4 [Un craquement : le passé, et une symphonie d'émotions]
Comme je l'imaginais, l'air est froid. Je me pelotonne dans mon blouson, fourre mes mains dans mes poches et rentre la tête dans les épaules. Je ne peux pas m'empêcher de regarder les jambes nues de Clymnestra, de songer combien elle doit être frigorifiée. Les yeux braqués sur le sol, je réalise que nos pas sont étonnement bien coordonnés. Nous marchons côte à côte et avançons les mêmes jambes en même temps, pareilles à une escadrille de deux soldats traçant résolument vers une ultime bataille. Je ne sais pas pourquoi je n'ai pas peur. Une illustre inconnue m'a contrainte à sortir de chez moi et à présent j'évolue avec elle en terrain hostile. Le monde, la ville, les gens, tout cela me terrifie. Alors pourquoi n'ai-je pas cette boule au ventre, ce nœud à l'estomac, comme avant ? C'est que Clymnestra m'apparaît de plus en plus comme une sorte de garde du corps, voire d'ange gardien. Pourtant, dans le fond, je devrais plutôt voir en elle une folle psychopathe bien informée sur moi qui me fait du chantage !
Je lève les yeux sur l'étrange jeune fille. Pas de dents serrées, pas de grelottement, ni le moindre frisson : elle est véritablement insensible au froid. Un pas de plus. Je sens quelque chose sous ma chaussure. Je baisse les yeux et me stoppe instantanément. C'est une feuille morte. Elle est en miettes, à présent. Le craquement des feuilles, c'est une chose que je n'ai jamais entendue non plus.
Je me souviens de l'époque où je marchais avec ma petite voisine jusqu'à son école, chaque matin. Et, en automne, elle s'amusait à écraser les feuilles mortes pour les faire craquer. Ça semblait lui plaire. J'aurais voulu savoir pourquoi. Mya, c'est ainsi qu'elle s'appelait. C'était simple à comprendre, sur les lèvres, comme prénom. Pendant de nombreuses années, elle a été la seule personne dont j'ai apprécié la compagnie, parce qu'elle était gentille et innocente. Je lui apprenais le langage des signes. Elle trouvait ça amusant. Elle était en quelque sorte ma confidente, ma petite sœur de substitution. Mais les petits grandissent et oublient ce que c'est que l'innocence. Mya a grandi, est entrée dans une plus grande école et s'est entichée d'une bande d'amis idiots. Mon manque de conversation est devenu handicapant et je n'ai plus apprécié la compagnie de personne.

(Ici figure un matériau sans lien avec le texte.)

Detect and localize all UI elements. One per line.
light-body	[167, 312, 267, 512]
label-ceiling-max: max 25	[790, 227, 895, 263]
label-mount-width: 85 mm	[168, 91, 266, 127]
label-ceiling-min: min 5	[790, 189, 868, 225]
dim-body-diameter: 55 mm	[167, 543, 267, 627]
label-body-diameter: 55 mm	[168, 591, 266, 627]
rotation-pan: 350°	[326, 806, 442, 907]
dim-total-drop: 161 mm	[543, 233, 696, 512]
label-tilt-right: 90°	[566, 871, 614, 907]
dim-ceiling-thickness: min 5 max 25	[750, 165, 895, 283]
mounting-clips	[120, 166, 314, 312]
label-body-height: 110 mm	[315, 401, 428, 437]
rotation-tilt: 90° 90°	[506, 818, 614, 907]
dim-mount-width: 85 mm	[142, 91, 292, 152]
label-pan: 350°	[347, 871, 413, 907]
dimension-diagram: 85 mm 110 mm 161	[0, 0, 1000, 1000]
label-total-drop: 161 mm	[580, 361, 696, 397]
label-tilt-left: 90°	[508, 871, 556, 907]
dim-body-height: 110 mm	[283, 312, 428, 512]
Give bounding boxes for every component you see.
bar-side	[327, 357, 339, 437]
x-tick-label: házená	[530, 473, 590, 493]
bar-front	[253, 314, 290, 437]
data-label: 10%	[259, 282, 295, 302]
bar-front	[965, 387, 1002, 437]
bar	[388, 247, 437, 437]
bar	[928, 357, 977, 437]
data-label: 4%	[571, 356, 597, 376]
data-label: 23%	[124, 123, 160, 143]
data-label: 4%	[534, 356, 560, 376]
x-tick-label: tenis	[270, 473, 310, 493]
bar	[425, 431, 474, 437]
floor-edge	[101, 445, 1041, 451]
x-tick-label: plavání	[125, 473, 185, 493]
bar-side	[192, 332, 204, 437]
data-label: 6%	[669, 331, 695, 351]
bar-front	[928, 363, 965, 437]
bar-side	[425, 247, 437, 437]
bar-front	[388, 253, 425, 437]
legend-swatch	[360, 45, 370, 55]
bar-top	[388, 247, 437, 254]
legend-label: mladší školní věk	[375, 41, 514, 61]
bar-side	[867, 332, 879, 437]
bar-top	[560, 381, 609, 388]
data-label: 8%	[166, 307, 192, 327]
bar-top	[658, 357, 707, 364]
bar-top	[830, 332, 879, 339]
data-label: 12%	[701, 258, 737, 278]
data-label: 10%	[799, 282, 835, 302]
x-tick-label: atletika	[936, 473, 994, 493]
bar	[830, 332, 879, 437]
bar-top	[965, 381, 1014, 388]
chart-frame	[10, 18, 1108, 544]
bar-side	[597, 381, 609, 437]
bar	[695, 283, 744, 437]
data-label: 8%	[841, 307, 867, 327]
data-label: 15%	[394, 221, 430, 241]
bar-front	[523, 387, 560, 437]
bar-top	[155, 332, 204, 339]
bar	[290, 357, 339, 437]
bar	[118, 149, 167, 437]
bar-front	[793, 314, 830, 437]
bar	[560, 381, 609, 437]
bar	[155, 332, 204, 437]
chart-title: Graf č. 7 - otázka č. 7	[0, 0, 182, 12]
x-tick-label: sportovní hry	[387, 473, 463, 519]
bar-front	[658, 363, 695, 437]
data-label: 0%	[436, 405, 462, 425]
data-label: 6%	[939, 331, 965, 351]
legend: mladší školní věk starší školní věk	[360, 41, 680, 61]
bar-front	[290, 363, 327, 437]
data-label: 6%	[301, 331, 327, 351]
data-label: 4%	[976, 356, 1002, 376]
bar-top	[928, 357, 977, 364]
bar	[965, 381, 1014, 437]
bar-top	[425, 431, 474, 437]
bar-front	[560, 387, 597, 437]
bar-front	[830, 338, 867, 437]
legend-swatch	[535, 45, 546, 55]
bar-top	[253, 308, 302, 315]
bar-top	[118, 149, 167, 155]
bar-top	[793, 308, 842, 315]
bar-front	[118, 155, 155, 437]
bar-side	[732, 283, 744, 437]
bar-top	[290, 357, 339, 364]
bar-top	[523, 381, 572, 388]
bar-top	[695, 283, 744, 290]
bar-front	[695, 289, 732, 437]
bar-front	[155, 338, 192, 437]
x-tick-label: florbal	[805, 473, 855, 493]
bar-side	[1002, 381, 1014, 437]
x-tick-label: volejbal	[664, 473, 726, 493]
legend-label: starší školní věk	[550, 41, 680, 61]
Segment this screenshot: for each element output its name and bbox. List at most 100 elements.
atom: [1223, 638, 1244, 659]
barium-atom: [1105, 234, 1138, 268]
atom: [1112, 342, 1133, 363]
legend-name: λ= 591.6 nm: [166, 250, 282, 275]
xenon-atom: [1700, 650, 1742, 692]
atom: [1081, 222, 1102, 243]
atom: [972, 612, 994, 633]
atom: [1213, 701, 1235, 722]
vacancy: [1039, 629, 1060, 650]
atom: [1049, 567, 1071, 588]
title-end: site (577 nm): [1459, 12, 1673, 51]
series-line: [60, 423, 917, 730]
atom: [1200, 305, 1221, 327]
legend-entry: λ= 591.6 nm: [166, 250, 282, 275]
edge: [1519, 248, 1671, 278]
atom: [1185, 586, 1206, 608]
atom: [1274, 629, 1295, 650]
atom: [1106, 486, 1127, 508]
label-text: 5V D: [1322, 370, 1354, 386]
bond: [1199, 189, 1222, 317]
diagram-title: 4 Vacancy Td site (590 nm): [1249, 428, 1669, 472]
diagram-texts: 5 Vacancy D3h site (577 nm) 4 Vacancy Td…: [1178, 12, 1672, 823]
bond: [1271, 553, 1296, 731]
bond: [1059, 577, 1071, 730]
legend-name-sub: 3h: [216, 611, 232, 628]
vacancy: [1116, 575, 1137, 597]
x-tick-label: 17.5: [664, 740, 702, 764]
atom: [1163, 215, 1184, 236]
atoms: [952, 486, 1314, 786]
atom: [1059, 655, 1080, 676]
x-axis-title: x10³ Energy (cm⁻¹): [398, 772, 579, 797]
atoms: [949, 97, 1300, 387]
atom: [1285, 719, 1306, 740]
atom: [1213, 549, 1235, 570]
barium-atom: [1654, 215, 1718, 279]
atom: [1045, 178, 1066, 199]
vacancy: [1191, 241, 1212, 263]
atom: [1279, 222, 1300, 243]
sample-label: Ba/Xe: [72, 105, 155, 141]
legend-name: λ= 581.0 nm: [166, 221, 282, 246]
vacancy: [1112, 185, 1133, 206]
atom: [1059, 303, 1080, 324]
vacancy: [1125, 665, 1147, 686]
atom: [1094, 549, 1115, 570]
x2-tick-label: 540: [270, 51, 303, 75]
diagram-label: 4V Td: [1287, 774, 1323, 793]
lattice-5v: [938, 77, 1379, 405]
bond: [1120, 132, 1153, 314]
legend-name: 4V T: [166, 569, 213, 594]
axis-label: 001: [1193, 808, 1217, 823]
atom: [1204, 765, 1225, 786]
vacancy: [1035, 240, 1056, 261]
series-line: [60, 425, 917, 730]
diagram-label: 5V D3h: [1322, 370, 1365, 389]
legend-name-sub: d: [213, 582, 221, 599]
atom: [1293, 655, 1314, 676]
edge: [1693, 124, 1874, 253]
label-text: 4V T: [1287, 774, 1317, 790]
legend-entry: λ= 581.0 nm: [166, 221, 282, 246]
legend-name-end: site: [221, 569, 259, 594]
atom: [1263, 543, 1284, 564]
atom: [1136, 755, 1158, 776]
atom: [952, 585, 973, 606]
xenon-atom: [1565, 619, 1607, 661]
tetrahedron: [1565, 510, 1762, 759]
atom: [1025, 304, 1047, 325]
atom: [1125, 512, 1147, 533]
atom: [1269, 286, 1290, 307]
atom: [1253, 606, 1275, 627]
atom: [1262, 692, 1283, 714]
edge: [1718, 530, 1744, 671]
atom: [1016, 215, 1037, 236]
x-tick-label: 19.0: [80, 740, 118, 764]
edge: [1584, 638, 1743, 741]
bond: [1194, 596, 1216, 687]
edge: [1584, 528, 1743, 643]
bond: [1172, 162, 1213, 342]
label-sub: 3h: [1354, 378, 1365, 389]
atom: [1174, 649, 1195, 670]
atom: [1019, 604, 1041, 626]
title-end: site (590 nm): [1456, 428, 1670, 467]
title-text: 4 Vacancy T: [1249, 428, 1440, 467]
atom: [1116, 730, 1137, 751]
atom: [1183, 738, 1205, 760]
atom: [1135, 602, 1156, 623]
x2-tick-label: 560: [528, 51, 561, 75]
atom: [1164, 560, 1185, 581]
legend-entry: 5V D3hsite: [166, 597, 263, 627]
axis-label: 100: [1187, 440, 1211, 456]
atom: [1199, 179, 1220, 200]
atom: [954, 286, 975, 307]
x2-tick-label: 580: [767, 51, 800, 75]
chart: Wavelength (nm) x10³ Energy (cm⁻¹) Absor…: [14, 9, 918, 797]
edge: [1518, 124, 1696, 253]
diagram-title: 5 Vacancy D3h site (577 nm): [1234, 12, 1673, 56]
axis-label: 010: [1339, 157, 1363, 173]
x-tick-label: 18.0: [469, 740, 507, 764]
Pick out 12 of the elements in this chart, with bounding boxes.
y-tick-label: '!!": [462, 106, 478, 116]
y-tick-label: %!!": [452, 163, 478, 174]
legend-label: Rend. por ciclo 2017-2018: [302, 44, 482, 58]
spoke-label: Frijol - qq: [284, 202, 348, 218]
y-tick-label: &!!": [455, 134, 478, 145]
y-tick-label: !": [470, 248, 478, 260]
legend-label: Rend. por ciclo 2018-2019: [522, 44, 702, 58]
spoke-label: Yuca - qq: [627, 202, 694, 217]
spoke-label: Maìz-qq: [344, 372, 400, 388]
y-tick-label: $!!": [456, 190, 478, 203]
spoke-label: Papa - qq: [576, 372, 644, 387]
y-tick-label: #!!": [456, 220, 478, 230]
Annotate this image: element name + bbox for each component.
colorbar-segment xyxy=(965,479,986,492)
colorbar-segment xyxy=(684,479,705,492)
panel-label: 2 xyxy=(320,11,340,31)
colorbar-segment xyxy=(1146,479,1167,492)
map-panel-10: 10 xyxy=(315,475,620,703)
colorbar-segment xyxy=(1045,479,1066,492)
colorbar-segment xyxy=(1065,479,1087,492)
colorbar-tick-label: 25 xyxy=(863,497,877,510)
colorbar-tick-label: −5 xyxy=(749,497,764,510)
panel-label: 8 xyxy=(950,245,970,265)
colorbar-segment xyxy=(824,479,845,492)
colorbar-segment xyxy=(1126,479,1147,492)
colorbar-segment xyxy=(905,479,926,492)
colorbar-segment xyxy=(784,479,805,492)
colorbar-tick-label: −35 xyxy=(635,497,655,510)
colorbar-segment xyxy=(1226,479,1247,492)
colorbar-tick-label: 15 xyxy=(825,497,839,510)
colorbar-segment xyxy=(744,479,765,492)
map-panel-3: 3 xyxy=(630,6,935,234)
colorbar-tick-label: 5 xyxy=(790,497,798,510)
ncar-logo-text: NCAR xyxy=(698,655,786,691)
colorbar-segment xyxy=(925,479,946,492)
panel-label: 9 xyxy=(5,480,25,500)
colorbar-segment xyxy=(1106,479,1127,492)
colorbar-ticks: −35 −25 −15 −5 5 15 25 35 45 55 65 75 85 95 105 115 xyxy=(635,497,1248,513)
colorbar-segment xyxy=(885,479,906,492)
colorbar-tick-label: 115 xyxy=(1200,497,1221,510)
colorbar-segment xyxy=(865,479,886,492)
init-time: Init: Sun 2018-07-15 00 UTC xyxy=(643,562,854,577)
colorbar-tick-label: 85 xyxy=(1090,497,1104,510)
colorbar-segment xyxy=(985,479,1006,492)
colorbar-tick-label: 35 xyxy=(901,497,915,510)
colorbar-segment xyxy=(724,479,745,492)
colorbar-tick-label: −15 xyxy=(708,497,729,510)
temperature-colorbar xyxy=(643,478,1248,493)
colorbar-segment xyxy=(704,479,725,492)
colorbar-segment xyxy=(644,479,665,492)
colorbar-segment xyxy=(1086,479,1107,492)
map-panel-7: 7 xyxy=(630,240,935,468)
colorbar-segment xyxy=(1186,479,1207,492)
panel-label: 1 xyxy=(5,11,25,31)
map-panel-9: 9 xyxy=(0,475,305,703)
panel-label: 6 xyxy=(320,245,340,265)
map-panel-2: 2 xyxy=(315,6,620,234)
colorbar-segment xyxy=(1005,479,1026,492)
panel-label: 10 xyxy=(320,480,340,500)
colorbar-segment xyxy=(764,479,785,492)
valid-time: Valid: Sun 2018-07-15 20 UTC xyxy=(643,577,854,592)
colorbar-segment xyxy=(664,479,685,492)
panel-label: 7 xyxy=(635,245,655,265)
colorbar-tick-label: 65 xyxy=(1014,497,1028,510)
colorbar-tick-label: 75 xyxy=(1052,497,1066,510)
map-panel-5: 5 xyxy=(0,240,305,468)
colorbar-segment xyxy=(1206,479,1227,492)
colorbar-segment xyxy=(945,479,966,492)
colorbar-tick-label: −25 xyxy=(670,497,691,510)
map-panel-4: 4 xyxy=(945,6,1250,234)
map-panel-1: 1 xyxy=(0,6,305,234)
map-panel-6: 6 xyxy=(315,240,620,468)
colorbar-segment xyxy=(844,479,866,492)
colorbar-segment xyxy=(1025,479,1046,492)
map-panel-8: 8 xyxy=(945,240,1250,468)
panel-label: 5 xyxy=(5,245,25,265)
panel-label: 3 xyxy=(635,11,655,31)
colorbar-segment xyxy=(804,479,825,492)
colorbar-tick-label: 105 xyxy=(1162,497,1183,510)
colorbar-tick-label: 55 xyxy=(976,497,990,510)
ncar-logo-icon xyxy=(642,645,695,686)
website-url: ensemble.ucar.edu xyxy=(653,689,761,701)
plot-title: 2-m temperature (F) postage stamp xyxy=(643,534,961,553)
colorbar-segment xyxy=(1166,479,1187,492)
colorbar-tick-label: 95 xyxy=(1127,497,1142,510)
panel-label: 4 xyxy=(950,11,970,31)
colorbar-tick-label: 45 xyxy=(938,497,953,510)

Ah ! Tous ces fichus souvenirs qui resurgissent du plus profond de ma mémoire, là où ils étaient sagement enfouis, juste à cause d'une feuille morte et d'un craquement inaudible ! Les doigts de Clymnestra glissent sur mon omoplate, me ramenant au présent. Combien de temps suis-je restée plantée là, à fixer stupidement le sol en remuant le passé ? Assez longtemps pour paraître mal à l'aise, je suppose, puisque Clymnestra me propose de m'asseoir avec un air inquiet que je ne lui connaissais pas jusqu'alors. J'accepte sans hésiter.
Nous voilà assises sur un banc, au milieu du jardin public, côte à côte, silencieuses. Je pourrais lui parler, maintenant que je sais que nous maîtrisons le même langage. Seulement, je n'ai pas d'idée, je ne sais pas quoi lui dire. Ça m'a toujours ennuyé de devoir signer. À l'époque où j'étais scolarisée avec des tas de personnes comme moi, j'aurais pu me faire des amis, sans doute. Mais ça n'avait pas d'attrait. Je voulais seulement côtoyer des personnes ordinaires, des individus qui m'auraient arrachée au monde du silence.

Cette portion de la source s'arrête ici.